Sunday, 20 December 2009

Rage against who exactly?

The battle is on for Christmas number one. The gap is narrowing between the surprise entry Rage Against The Machine and X Factor winner Joe McElderry and everyone is having a lovely time talking about who will get it.
Let us look a bit deeper into how this all came about. So Simon Cowell, Syco Records and Sony have had a brilliant 4 years with the X Factor winners reaching Christmas number one year after year. Somebody, let’s say (as the papers do) an ordinary couple on Facebook, began a campaign to show that the British people would not stand for the likes of the manufactured karaoke of the X Factor any longer and that what people actually want to listen to over Christmas dinner is a song called 'Killing in the Name' which reached number 25 in the singles chart when it was released in 1992. I'm guessing that the choice of song wasn't given a huge amount of thought by the lowly Facebook couple and the idea of a song that they liked from a band called Rage Against The Machine would be a fairly good choice.
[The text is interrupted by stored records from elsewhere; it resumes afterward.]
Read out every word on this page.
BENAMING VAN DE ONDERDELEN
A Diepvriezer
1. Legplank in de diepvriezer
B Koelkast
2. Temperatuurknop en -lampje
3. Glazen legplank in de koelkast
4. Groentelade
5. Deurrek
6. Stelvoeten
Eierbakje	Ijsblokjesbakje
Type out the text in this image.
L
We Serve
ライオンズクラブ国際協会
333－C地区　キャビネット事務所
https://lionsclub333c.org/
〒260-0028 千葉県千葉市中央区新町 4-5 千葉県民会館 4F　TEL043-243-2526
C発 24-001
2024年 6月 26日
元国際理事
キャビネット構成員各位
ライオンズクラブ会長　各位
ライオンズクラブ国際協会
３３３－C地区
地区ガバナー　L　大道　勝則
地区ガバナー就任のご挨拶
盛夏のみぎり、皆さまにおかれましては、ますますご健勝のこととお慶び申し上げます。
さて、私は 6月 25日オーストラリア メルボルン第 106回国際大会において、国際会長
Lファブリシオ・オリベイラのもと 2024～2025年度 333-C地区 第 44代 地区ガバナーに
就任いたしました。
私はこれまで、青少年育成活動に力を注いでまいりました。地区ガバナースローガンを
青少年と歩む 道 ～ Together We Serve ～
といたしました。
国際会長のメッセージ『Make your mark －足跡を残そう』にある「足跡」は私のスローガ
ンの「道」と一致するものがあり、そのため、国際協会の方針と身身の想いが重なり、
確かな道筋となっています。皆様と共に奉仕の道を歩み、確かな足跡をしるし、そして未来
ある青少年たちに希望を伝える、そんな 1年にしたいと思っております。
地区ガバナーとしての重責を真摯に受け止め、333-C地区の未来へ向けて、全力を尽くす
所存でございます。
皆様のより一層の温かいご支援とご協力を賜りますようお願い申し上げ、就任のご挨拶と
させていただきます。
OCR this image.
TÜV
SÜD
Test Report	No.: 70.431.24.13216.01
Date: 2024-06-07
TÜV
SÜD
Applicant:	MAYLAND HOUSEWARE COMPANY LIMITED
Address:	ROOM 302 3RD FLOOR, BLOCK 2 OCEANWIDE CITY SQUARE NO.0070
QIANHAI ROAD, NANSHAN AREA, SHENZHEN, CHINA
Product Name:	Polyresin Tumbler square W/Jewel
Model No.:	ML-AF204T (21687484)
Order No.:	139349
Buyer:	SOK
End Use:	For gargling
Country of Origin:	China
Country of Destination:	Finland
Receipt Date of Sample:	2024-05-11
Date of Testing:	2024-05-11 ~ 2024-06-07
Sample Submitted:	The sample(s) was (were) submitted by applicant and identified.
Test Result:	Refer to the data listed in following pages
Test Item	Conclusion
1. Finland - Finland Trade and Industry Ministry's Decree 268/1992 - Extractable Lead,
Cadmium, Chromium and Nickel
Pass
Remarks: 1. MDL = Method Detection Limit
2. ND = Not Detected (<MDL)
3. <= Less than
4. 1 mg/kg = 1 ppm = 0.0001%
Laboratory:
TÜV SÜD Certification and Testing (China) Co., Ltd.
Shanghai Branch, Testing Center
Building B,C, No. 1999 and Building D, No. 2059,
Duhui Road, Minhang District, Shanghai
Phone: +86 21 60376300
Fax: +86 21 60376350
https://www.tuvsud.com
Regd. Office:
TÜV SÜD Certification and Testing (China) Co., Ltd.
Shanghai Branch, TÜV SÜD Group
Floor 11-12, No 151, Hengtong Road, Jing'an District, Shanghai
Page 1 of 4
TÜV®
Obviously the name of the band is pretty apt and the song of course is likely to appeal to the kind of audience who wouldn't exactly watch the X Factor or buy the winner's single so, in some ways it is a good choice, but I can't help but think that the whole thing is hugely manufactured and preying on the very people who are so strongly opposed to the Cowell machine. Is it just me who is a little confounded by how successful this movement has been? I'm not normally a cynical person but I think that strings are being pulled somewhere. I mean both artists are receiving such an enormous amount of publicity and yet has anyone actually noticed that both artists are signed to the same record label? What a happy coincidence for Sony.

Do the Rage followers know this? I would have thought if they were opposed to the idea of a man in a suit making an enormous amount of money from manufacturing the Christmas number one, then they would also not like the thought of a whole room full of men in suits drooling with glee over the prospect of two of their own artists battling for it. At the end of the day, into whose back pocket does the cash go? It's not the Californian rockers and it's certainly not the little geordie.


I'm sure Sony will be having a very merry Christmas.